General website setup

The most basic structure required is as follows:

$ tree $PROJECT_ROOT
website
├── Gemfile
├── _config.yml
├── _posts
│   └── 2019-01-01-post.md
└── index.md

Here’s a basic _config.yml:

$ cat _config.yml
title: "Website"
email: "user@email.com"

markdown: kramdown
theme: minima

Technically, the Gemfile is only required to compile and run locally. Github does not require the Gemfile to be part of the git repository. Here’s a basic Gemfile:

$ cat Gemfile
source "https://rubygems.org"

gem "minima"

gem "github-pages", group: :jekyll_plugins

Post file format

Jekyll can automatically detect and generate html for new files added in the _posts subdirectory. The post file name and contents need to be in a specific format for this to work.

  1. File name must be of the format: YYYY-MM-DD-some-name.[md|markdown].

  2. The post file must have a front matter at the top.

Overriding the default theme layouts

Create a directory called _layouts in the $PROJECT_ROOT and add your own templates (*.html files). Any templates here will override the theme defaults. New templates can also be added to the same directory. Here’s an example:

$ tree $PROJECT_ROOT
website
├── Gemfile
├── _config.yml
├── _layouts
│   └── post.html
│   └── projpage.html
├── _posts
│   └── 2019-01-01-post.md
└── index.md

A page can inherit from any of the globally or locally available layouts.

Setting up tags

It seems like most of the articles online are either outdated or incorrect.

The clean and idiomatic way of accessing all the tags is as follows:

{% for tag in site.tags %}
{% endfor %}

Here, each tag is a two-tuple: tag[0] refers to the tag name; and tag[1] refers to a list of posts with the given tag.

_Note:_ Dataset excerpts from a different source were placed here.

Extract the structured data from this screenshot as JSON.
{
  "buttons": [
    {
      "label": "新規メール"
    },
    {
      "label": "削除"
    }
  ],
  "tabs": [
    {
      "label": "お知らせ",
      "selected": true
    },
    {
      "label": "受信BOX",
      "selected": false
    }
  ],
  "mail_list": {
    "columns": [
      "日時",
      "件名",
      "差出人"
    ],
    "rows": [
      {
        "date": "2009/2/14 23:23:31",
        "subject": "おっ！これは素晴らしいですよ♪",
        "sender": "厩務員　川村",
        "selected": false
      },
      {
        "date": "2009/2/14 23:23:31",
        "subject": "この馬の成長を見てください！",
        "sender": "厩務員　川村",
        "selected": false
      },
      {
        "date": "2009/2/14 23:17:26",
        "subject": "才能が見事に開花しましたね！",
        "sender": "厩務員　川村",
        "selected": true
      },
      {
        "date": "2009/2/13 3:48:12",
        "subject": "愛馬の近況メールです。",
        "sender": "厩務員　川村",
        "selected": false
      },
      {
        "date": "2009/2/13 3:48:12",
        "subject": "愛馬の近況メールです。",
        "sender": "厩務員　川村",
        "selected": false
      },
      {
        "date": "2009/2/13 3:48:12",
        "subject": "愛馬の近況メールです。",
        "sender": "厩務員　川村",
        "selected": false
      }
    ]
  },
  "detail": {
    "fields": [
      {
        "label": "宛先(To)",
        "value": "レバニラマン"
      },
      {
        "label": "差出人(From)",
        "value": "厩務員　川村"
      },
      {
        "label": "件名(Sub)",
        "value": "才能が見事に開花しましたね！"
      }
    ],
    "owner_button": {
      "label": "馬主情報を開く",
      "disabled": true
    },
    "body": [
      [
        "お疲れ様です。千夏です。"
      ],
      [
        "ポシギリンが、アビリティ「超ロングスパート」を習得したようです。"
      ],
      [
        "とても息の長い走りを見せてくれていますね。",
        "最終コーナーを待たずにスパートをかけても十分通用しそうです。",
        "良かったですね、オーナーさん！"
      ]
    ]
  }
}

So, to iterate over all tags and all posts for each tag, one can do something like:

{% for tag in site.tags %}
  <ul>
    <li>
      {{ tag[0] }}
      <ul>
        {% for post in tag[1] %}
          <li> {{ post.title }} </li>
        {% endfor %}
      </ul>
    </li>
  <ul>
{% endfor %}

There’s no way for Jekyll to generate the tag-specific pages (a page per tag) automatically. One would need to go outside the framework and write a wrapper script (e.g., using Python) to generate the tag-specific pages.

A workaround, I figured, is to put a list of all the tags (and their corresponding posts) in a single page and create hyperlinks to the tag anchor from the post page. See the example code here and here. Here’s a cleaner example:

For the single page with all the tags:

{% for tag in site.tags %}
  <ul>
    <li id="{{ tag[0] }}">
      {{ tag[0] }}
      <ul>
        {% for post in tag[1] %}
          <li> {{ post.title }} </li>
        {% endfor %}
      </ul>
    </li>
  <ul>
{% endfor %}

For the post page:

{% for tag in page.tags %}
  <a href="/tags.html#{{ tag }}">{{ tag }}</a>
{% endfor %}

Writing Liquid code in Posts with Jekyll

See here. (This post also uses the workarounds mentioned on the above linked page.)

Jekyll with VSCode

I ended up developing a small VSCode extension, jekyll-post, to ease some of the pain of creating new posts using VSCode.

There aren’t that many extensions for VSCode that can automatically create a new Jekyll website and help manage the website (build, deploy, etc). There’s definitely room for a new extension here.